To the best of our knowledge, this is the first molecular dynamics simulation study on the dimeric form of the LuxS enzyme from Vibrio cholerae to evaluate its structural and dynamical properties including the dynamics of the interface formed by the two monomeric chains of the enzyme. The dynamics of the interfacial region were investigated in terms of inter-residual contacts and the associated interface area of the enzyme in its ligand-free and ligand-bound states which produced characteristics contrast in the interfacial dynamics.
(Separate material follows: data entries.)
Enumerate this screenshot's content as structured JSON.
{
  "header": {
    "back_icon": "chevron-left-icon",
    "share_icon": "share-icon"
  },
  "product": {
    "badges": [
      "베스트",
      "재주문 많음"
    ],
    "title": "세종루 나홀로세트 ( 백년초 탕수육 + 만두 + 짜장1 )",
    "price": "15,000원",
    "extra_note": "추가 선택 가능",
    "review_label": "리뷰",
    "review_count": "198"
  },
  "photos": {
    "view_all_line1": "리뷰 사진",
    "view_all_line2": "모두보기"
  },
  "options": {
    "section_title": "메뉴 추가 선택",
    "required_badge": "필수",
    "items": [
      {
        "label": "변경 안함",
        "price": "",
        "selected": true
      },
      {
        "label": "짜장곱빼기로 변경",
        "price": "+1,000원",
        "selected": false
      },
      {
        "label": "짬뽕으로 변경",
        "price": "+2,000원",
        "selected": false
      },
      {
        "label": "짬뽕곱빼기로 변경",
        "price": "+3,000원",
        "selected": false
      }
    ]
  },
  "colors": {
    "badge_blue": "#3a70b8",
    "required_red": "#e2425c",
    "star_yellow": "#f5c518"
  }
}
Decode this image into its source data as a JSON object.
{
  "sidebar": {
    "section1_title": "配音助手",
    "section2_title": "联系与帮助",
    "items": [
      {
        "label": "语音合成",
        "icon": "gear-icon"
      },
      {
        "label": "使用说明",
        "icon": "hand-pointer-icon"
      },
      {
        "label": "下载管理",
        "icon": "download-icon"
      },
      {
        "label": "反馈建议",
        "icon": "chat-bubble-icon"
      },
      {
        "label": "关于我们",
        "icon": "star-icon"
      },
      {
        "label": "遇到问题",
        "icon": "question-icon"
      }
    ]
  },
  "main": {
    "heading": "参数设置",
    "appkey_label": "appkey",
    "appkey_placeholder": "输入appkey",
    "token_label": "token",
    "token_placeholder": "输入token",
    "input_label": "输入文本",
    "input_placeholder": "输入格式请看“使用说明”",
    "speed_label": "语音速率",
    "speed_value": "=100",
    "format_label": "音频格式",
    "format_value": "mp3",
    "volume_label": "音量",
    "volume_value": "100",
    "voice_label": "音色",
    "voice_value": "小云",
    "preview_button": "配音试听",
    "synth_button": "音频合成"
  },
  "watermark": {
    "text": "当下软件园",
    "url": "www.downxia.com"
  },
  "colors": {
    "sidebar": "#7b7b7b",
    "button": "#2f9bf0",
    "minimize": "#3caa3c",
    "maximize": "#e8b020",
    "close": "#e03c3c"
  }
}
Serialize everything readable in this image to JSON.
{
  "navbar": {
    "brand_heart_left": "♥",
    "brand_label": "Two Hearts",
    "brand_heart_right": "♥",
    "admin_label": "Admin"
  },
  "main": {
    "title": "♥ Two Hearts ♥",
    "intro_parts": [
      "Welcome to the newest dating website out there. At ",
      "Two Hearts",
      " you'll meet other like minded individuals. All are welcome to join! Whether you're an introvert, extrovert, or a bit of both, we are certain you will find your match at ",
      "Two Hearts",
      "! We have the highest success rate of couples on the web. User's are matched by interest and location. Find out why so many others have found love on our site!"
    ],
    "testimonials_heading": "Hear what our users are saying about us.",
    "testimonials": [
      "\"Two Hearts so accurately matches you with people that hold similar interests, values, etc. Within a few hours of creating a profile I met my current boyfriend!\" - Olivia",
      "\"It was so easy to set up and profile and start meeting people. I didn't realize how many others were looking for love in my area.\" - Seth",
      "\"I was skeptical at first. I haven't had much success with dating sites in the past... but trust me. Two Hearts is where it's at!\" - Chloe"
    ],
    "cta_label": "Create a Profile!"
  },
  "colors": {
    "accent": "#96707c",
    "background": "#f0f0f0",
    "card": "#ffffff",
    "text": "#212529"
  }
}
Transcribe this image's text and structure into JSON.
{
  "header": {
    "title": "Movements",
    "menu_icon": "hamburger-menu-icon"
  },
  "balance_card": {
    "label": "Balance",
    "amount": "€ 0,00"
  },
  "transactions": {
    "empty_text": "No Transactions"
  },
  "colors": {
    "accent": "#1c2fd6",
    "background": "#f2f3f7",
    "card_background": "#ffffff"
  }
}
Moreover, the binding patterns of the two inhibitors (RHC and KRI) to the enzyme forming two different enzyme-ligand complexes were analyzed which pointed towards a varying inhibition potential of the inhibitors as also revealed by the free energies of ligand binding. It is shown that KRI is a more potent inhibitor than RHC - a substrate analogue, showing correlation with experimental data. Moreover, the role of a loop in chain B of the enzyme was found to facilitate the binding of RHC similar to that of the substrate, while KRI demonstrates a differing binding pattern. The computation of the free energy of binding for the two ligands was also carried out via thermodynamic integration which ultimately served to correlate the dynamical properties with the inhibition potential of two different ligands against the enzyme. Furthermore, this successful study provides a rational to suggest novel LuxS inhibitors which could become promising candidates to treat the diseases caused by a broad variety of bacterial species.